On Mar 27, 2013 12:28 AM, "Henry Baker" <hbaker1 at pipeline.com> wrote:
> (%i7) (a*x^2+b*x+c)/(x+d)^3;
> 2
> a x + b x + c
> (%o7) --------------
> 3
> (x + d)
> (%i8) partfrac(%,x);
> 2
> a b - 2 a d a d - b d + c
> (%o8) ----- + --------- + --------------
> x + d 2 3
> (x + d) (x + d)
>
> Is there any way to tell partfrac to keep the (x+d) denominators together,
> as in %o7 ?
>
No, but it would be easy enough to combine them after the fact.
-s
> At 08:14 PM 3/26/2013, Stavros Macrakis wrote:
> >? partfrac
> >On Mar 26, 2013 11:11 PM, "Henry Baker" <hbaker1 at pipeline.com> wrote:
> >Thanks, Stavros!
> >
> >While you're at it, is there a way to put a rational expression into
> complete 'partial fraction' form (analogous to 'Egyptian fractions' of
> rational numbers), where the numerators of the fraction terms have lower
> degree than the denominators, except for the polynomial term ?
> >
> >At 07:22 PM 3/26/2013, Stavros Macrakis wrote:
> >>This is a variant of a frequently asked question here. The quick answer
> is that there is no general method to find the shortest or the
> fastest-to-calculate form of an expression in Maxima. It is certainly
> possible to do a combinatorial search of various kinds of rewrites of an
> expression, though some rewrites are harder to find than others. For
> example, I don't know how you'd find
> >>
> >> (x+y+3)^3-(x+2*y-4)^4
> >>
> >>starting from its expanded form.
> >>
> >>Some useful tools for reorganizing expressions for calculation include
> factor, horner, rat, factorsum, and optimize. Do not be deluded by the
> name 'optimize' -- it is actually very simple-minded. By the way, to
> 'factor' an expression in Maxima means to represent as a product of
> irreducible polynomial terms, not to rewrite it for efficiency or accuracy
> of calculation.
> >>
> >>Note also that none of these functions take into account things like
> numerical accuracy and avoiding overflows -- which can be very subtle
> problems. See George Forsythe's classic How do you solve a quadratic
> equation?
> >>
> >> -s
> >>
> >>On Mon, Mar 25, 2013 at 12:02 PM, Emmanuel Michon <
> emmanuel.michon+maxima at gmail.com> wrote:
> >>Hello,
> >>
> >>is there a way to tell maxima to factor the most it can out of
> >>
> >>x^2+3*x*y+5*a^2+z^2+a^3
> >>
> >>which I understand as answering this
> >>
> >>(x+y)^2+a^2*(a+5)+x*y
> >>
> >>If I had to define what I want in more scientific terms, that would be
> >>?the form that would comprise the less possible symbols? directly
> >>related to a matter of evaluation speed.
> >>
> >>I found factorsum() but it's about inoperant for
> >>
> >>4*p[2]*p[3]^2*q[4]^2-p[2]^3*q[4]^2-p[1]^2*p[2]*q[4]^2
> >> -2*p[3]^3*q[3]*q[4]+8*p[2]^2*p[3]*q[3]*q[4]
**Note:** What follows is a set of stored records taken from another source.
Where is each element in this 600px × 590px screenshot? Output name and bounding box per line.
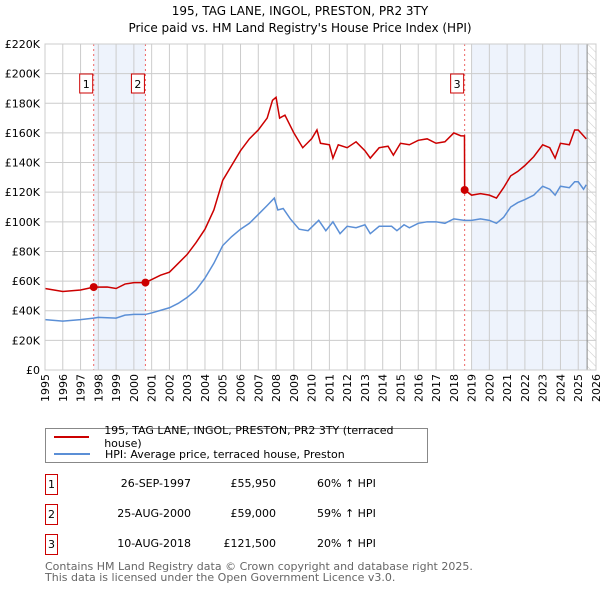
sale-marker-box (79, 73, 94, 94)
sale-point (89, 283, 98, 292)
x-tick-label: 2003 (181, 374, 194, 402)
chart-subtitle: Price paid vs. HM Land Registry's House … (128, 21, 472, 35)
x-tick-label: 2018 (448, 374, 461, 402)
x-tick-label: 2014 (377, 374, 390, 402)
y-tick-label: £100K (5, 216, 41, 229)
x-tick-label: 2002 (163, 374, 176, 402)
x-tick-label: 2020 (483, 374, 496, 402)
sale-marker-badge: 2 (45, 504, 58, 525)
x-tick-label: 2019 (466, 374, 479, 402)
price-chart: 1995 1996 1997 1998 1999 2000 2001 2002 2003 2004… (5, 38, 600, 402)
legend-swatch-red (54, 436, 90, 438)
sale-date: 25-AUG-2000 (117, 507, 191, 520)
y-tick-label: £180K (5, 97, 41, 110)
y-tick-label: £20K (12, 334, 41, 347)
legend: 195, TAG LANE, INGOL, PRESTON, PR2 3TY (… (45, 424, 428, 463)
x-tick-label: 2016 (412, 374, 425, 402)
sale-hpi-delta: 20% ↑ HPI (317, 537, 376, 550)
sale-marker-box (450, 73, 465, 94)
shaded-period (471, 44, 588, 370)
footer: Contains HM Land Registry data © Crown c… (45, 561, 473, 583)
sale-hpi-delta: 60% ↑ HPI (317, 477, 376, 490)
x-tick-label: 2012 (341, 374, 354, 402)
plot-border (44, 43, 597, 371)
legend-item-hpi: HPI: Average price, terraced house, Pres… (54, 446, 345, 462)
x-tick-label: 2026 (590, 374, 600, 402)
sale-row: 2 25-AUG-2000 £59,000 59% ↑ HPI (45, 504, 445, 525)
legend-label: HPI: Average price, terraced house, Pres… (105, 447, 345, 461)
x-tick-label: 2017 (430, 374, 443, 402)
x-tick-label: 2011 (323, 374, 336, 402)
x-tick-label: 2004 (199, 374, 212, 402)
legend-label: 195, TAG LANE, INGOL, PRESTON, PR2 3TY (… (104, 424, 394, 450)
legend-swatch-blue (54, 453, 90, 455)
x-tick-label: 2000 (128, 374, 141, 402)
x-tick-label: 1998 (92, 374, 105, 402)
x-tick-label: 1996 (57, 374, 70, 402)
x-tick-label: 2006 (235, 374, 248, 402)
y-tick-label: £140K (5, 157, 41, 170)
y-tick-label: £160K (5, 127, 41, 140)
shaded-period (93, 44, 146, 370)
x-tick-label: 2013 (359, 374, 372, 402)
sale-hpi-delta: 59% ↑ HPI (317, 507, 376, 520)
y-tick-label: £40K (12, 305, 41, 318)
footer-line-2: This data is licensed under the Open Gov… (45, 571, 396, 584)
sale-date: 26-SEP-1997 (120, 477, 191, 490)
x-tick-label: 2007 (252, 374, 265, 402)
sale-marker-label: 1 (83, 78, 90, 91)
sale-price: £59,000 (230, 507, 277, 520)
x-tick-label: 2024 (554, 374, 567, 402)
forecast-hatch (587, 44, 596, 370)
x-tick-label: 2001 (146, 374, 159, 402)
series-line (44, 181, 587, 322)
sale-marker-badge: 3 (45, 534, 58, 555)
series-line (44, 95, 587, 293)
sale-point (141, 278, 150, 287)
y-tick-label: £200K (5, 68, 41, 81)
y-tick-label: £220K (5, 38, 41, 51)
x-tick-label: 1999 (110, 374, 123, 402)
x-tick-label: 1995 (39, 374, 52, 402)
chart-title: 195, TAG LANE, INGOL, PRESTON, PR2 3TY (171, 4, 429, 18)
sale-marker-label: 2 (134, 78, 141, 91)
x-tick-label: 2023 (537, 374, 550, 402)
sale-marker-box (130, 73, 145, 94)
sale-row: 1 26-SEP-1997 £55,950 60% ↑ HPI (45, 474, 445, 495)
sale-point (460, 185, 469, 194)
x-tick-label: 2010 (306, 374, 319, 402)
x-tick-label: 2005 (217, 374, 230, 402)
sale-price: £55,950 (230, 477, 277, 490)
x-tick-label: 2008 (270, 374, 283, 402)
x-tick-label: 2015 (394, 374, 407, 402)
x-tick-label: 1997 (75, 374, 88, 402)
legend-item-property: 195, TAG LANE, INGOL, PRESTON, PR2 3TY (… (54, 424, 427, 450)
sale-marker-label: 3 (454, 78, 461, 91)
y-tick-label: £0 (26, 364, 40, 377)
sale-row: 3 10-AUG-2018 £121,500 20% ↑ HPI (45, 534, 445, 555)
y-tick-label: £60K (12, 275, 41, 288)
x-tick-label: 2025 (572, 374, 585, 402)
sale-marker-badge: 1 (45, 474, 58, 495)
sale-price: £121,500 (223, 537, 277, 550)
sale-date: 10-AUG-2018 (117, 537, 191, 550)
x-tick-label: 2022 (519, 374, 532, 402)
x-tick-label: 2021 (501, 374, 514, 402)
x-tick-label: 2009 (288, 374, 301, 402)
y-tick-label: £120K (5, 186, 41, 199)
footer-line-1: Contains HM Land Registry data © Crown c… (45, 560, 473, 573)
y-tick-label: £80K (12, 245, 41, 258)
> >> -2*p[1]^2*p[3]*q[3]*q[4]
> >>
> +10*p[1]*p[2]*q[2]*p[3]*q[4]-4*p[2]*p[3]^2*q[3]^2
> >> +p[2]^3*q[3]^2+p[1]^2*p[2]*q[3]^2
> >>
> -10*p[1]*q[1]*p[2]*p[3]*q[3]-2*q[1]*q[2]*p[3]^3
> >> -4*p[2]*q[2]^2*p[3]^2+4*q[1]^2*p[2]*p[3]^2
> >>
> +8*q[1]*p[2]^2*q[2]*p[3]-2*p[1]^2*q[1]*q[2]*p[3]
> >>
> +p[2]^3*q[2]^2+p[1]^2*p[2]*q[2]^2-q[1]^2*p[2]^3
> >> -p[1]^2*q[1]^2*p[2]
> >>
> >>Thanks!
> >>
> >>***
> >>
> >>Sincerely yours,
> >>
> >>e.m.
>
>